Uma «reforma» que manterá tudo na mesma
Em Março de 2020, a Comissão Europeia (CE) decidiu propor a activação da «cláusula de derrogação de âmbito geral do Pacto de Estabilidade e Crescimento» (PEC). Esta cláusula continua activa e assim deverá manter-se no próximo ano.
Introduzida na legislação orçamental da UE em 2011, no chamado «pacote de seis medidas», esta cláusula permitiria aos Estados-membros um desvio «temporário coordenado e ordenado relativamente aos requisitos normais» do PEC, permitindo-lhes tomar medidas orçamentais para fazer face a períodos de grave recessão económica.
Se, em abstracto, esta activação permitiria aos Estados-membros alguma flexibilidade no estabelecimento das suas políticas económicas e financeiras em períodos de «crise», na realidade, as coisas fiam mais fino: as regras da dita cláusula dispõem que os Estados-membros «podem ser autorizados a desviarem-se temporariamente da trajectória de ajustamento ao objectivo orçamental de médio prazo (...), desde que tal não ponha em risco a sustentabilidade orçamental a médio prazo». Ou seja, na prática, a flexibilidade permitida por esta derrogação é francamente mais limitada do que aquilo que tem sido alardeado.
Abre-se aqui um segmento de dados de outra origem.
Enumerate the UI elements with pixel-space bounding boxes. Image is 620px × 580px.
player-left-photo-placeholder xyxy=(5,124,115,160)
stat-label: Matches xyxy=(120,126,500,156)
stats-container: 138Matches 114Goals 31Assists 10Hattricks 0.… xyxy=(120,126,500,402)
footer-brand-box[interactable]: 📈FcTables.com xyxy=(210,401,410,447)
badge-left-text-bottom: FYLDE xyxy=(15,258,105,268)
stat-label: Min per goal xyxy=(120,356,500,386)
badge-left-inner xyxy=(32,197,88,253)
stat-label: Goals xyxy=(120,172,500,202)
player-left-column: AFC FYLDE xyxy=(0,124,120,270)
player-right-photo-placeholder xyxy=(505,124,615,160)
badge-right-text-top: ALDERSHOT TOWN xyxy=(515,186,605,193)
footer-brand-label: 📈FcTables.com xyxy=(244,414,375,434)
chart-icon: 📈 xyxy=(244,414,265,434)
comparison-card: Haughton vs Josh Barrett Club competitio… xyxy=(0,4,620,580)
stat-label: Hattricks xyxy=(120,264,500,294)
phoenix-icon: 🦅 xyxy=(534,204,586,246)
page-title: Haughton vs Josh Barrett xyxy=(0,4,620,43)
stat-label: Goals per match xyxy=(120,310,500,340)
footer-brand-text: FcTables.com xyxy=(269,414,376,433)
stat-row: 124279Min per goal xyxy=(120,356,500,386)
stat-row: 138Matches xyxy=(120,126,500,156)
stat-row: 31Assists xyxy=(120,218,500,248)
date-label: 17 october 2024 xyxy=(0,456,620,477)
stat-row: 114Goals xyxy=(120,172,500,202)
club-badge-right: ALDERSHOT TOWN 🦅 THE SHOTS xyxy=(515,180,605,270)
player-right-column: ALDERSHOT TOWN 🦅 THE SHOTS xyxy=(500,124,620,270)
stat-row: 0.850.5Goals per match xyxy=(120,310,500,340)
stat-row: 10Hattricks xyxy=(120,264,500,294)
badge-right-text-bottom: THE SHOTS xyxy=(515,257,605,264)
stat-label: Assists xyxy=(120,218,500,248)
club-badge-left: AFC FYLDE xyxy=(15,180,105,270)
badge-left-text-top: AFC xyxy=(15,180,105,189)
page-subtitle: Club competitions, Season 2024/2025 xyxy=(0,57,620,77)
As pressões e chantagens, os diversos procedimentos relativos ao PEC, mantêm-se, por exemplo, através das «avaliações anuais de crescimento» e das «recomendações por país». Portugal foi bem exemplo de que os constrangimentos orçamentais não desapareceram neste período «excepcional», bem pelo contrário.
Em Outubro de 2021, a CE lançou uma consulta pública sobre uma anunciada «reforma da Governação Económica da UE», pedindo sugestões e propostas para alteração do actual quadro legislativo, tendo presente o objectivo de reduzir o défice sem cortar no investimento ou comprometer o crescimento. Deste processo ainda não resultou nenhuma proposta concreta, que tem vindo a ser sucessivamente adiada.
Esta semana, porém, vários órgãos de comunicação social noticiaram que a coligação que governa na Alemanha tinha chegado a um entendimento relativamente à dita reforma. Sem surpresas, este entendimento defrauda a expectativa daqueles que aguardavam uma maior flexibilidade e algum alívio face ao espartilho das regras orçamentais da UE.
Provavelmente, agora que a Alemanha terá decidido, os resultados da consulta pública da CE e da sua profunda reflexão serão conhecidos nos próximos tempos e certamente não irão destoar da posição alemã.
Os deputados do PCP no PE há muito que vêm propondo uma solução para eliminar o pesado rol de condicionamentos associados à governação económica da UE: a sua revogação, a eliminação da densa teia de instrumentos e mecanismos que constrangem a margem de manobra dos Estados na definição e implementação das suas estratégias de desenvolvimento soberano. É por isto que nos continuaremos a bater.